The Chemed court disagreed, concluding the Board was entitled to consider the sales of similar property by all of Chemed's unincorporated divisions in determining whether the sale in question was one of a series that required a seller's permit and thus resulted in sales tax liability under section 6006.5, subdivision (a). The Chemed court explained: "`While for reasons considered desirable [a] plaintiff corporation may departmentalize its business, it cannot by such process set up for tax purposes a distinction between the types or kinds of sales made by it where the effect would be to cause some of its sales to escape the tax aimed at all of such sales. Specific sales of a retailer cannot be segregated from the bulk of its sales and treated separately as isolated or occasional sales.'" ( Chemed, supra, 192 Cal.App.3d at p. 974, quoting N.W. Pac. R.R. v. St. Bd. of Equalization (1943) 21 Cal.2d 524, 529 [ 133 P.2d 400].)
Touche Ross admits, as it must, that if this court follows Chemed and allows the Board to consider similar sales made by KIC, the denial of the "occasional sale" exemption is a foregone conclusion. However, Touche Ross argues that the Chemed decision is "fundamentally flawed and should not be followed." Touche Ross seeks to avoid the application of Chemed by arguing that it runs contrary to the principles announced by the California Supreme Court in Ontario Community Foundations, Inc. v. State Bd. of Equalization (1984) 35 Cal.3d 811 [ 201 Cal.Rptr. 165, 678 P.2d 378]. Ontario held that the solitary, one-time sale of tangible personal property not held in the course of activities of the seller for which it was required to hold a seller's permit was entitled to the occasional sale exemption from sales tax. However, the Supreme Court repeatedly emphasized that the sale under scrutiny was a single, isolated sale and was not one of a series of similar sales which might independently deprive the seller of the tax exemption set out in section 6006.5, subdivision (a) for "occasional sales." ( Id., at pp. 815, 816, 818.) Since the liquidation sale at issue herein was determined to be taxable because of the number, scope and character of other sales made during the year prior to the sale in question, Ontario neither impairs nor conflicts with Chemed's reasoning. The Chemed court arrived at the same conclusion. ( Chemed Corp. v. State Bd. of Equalization, supra, 192 Cal.App.3d at p. 974.)

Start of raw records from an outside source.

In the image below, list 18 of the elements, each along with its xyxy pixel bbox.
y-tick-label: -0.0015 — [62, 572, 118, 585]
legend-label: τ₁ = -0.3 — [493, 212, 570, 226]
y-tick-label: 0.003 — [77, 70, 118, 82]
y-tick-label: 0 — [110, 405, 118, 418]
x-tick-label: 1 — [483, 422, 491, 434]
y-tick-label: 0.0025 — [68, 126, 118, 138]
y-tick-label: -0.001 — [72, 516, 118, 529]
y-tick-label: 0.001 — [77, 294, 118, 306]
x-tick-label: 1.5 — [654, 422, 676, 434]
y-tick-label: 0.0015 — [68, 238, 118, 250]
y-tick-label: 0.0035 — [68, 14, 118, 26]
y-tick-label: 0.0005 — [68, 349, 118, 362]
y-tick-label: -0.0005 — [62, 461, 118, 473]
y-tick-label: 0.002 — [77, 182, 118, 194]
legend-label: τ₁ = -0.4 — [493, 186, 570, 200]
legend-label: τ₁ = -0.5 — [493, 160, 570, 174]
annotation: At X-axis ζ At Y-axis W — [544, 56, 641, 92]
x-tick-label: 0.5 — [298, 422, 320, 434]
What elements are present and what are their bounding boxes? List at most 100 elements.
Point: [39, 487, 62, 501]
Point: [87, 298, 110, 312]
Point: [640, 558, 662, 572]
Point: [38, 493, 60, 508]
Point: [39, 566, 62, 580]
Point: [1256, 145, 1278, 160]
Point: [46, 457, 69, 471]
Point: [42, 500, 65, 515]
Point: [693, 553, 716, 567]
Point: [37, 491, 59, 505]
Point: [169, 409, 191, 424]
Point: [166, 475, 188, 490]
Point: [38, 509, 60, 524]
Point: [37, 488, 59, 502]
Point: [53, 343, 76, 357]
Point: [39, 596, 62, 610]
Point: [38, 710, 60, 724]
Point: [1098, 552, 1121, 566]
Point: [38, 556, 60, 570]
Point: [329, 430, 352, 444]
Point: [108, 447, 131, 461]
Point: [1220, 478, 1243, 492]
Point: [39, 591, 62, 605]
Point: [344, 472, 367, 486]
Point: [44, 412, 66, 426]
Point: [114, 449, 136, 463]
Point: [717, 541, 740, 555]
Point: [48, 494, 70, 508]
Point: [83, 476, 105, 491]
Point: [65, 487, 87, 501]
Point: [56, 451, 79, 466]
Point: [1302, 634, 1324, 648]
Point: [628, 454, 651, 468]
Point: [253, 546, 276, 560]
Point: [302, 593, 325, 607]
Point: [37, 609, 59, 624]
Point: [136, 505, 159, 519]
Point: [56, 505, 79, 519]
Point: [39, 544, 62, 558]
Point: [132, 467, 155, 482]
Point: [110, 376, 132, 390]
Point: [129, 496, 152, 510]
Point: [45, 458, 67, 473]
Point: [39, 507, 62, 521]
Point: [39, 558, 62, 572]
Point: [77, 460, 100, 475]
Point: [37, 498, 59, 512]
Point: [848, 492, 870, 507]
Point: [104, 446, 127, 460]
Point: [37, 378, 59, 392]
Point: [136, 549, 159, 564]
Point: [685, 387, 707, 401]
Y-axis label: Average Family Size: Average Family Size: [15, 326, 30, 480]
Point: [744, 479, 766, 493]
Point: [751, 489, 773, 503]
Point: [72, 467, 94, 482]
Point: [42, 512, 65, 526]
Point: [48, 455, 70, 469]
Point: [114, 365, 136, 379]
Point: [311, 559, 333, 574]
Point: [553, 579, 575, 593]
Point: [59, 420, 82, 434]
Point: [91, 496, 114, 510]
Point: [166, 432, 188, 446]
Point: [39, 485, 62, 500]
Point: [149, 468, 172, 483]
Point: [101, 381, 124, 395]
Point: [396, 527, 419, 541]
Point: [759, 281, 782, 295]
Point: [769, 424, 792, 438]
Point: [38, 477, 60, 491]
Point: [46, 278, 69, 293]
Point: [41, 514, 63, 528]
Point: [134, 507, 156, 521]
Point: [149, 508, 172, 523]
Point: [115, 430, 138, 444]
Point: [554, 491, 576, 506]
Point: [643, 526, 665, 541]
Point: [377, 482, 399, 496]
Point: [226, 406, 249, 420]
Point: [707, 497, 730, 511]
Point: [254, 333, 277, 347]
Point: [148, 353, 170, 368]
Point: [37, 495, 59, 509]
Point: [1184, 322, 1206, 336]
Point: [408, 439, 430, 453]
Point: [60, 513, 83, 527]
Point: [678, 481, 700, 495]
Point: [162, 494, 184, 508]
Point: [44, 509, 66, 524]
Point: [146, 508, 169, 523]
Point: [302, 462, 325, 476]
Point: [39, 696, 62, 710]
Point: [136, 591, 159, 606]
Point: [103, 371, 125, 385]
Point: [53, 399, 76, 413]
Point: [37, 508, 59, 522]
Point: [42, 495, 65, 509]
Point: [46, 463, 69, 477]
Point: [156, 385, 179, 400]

We agree with Chemed's analysis. The mere fact that a corporate entity is subdivided into unincorporated departments or divisions does not transform those departments or divisions into separate legal entities for tax purposes. The undisputed evidence demonstrates that the sale in question was one of a series of sales sufficient in number, scope and character to constitute activity requiring the holding of a seller's permit, and was therefore not an "occasional sale."
That portion of the summary judgment in favor of the Board is affirmed. That portion in favor of Touche Ross is reversed and remanded with instructions to enter judgment in favor of the State Board of Equalization. Any interest due or overpaid shall be adjusted by the trial court.
"The motion for summary judgment shall be granted if all the papers submitted show that there is no triable issue as to any material fact and that the moving party is entitled to a judgment as a matter of law." (Code Civ. Proc., § 437c, subd. (c).)
Assigned by the Chairperson of the Judicial Council.
Respondent's petition for review by the Supreme Court was denied November 9, 1988.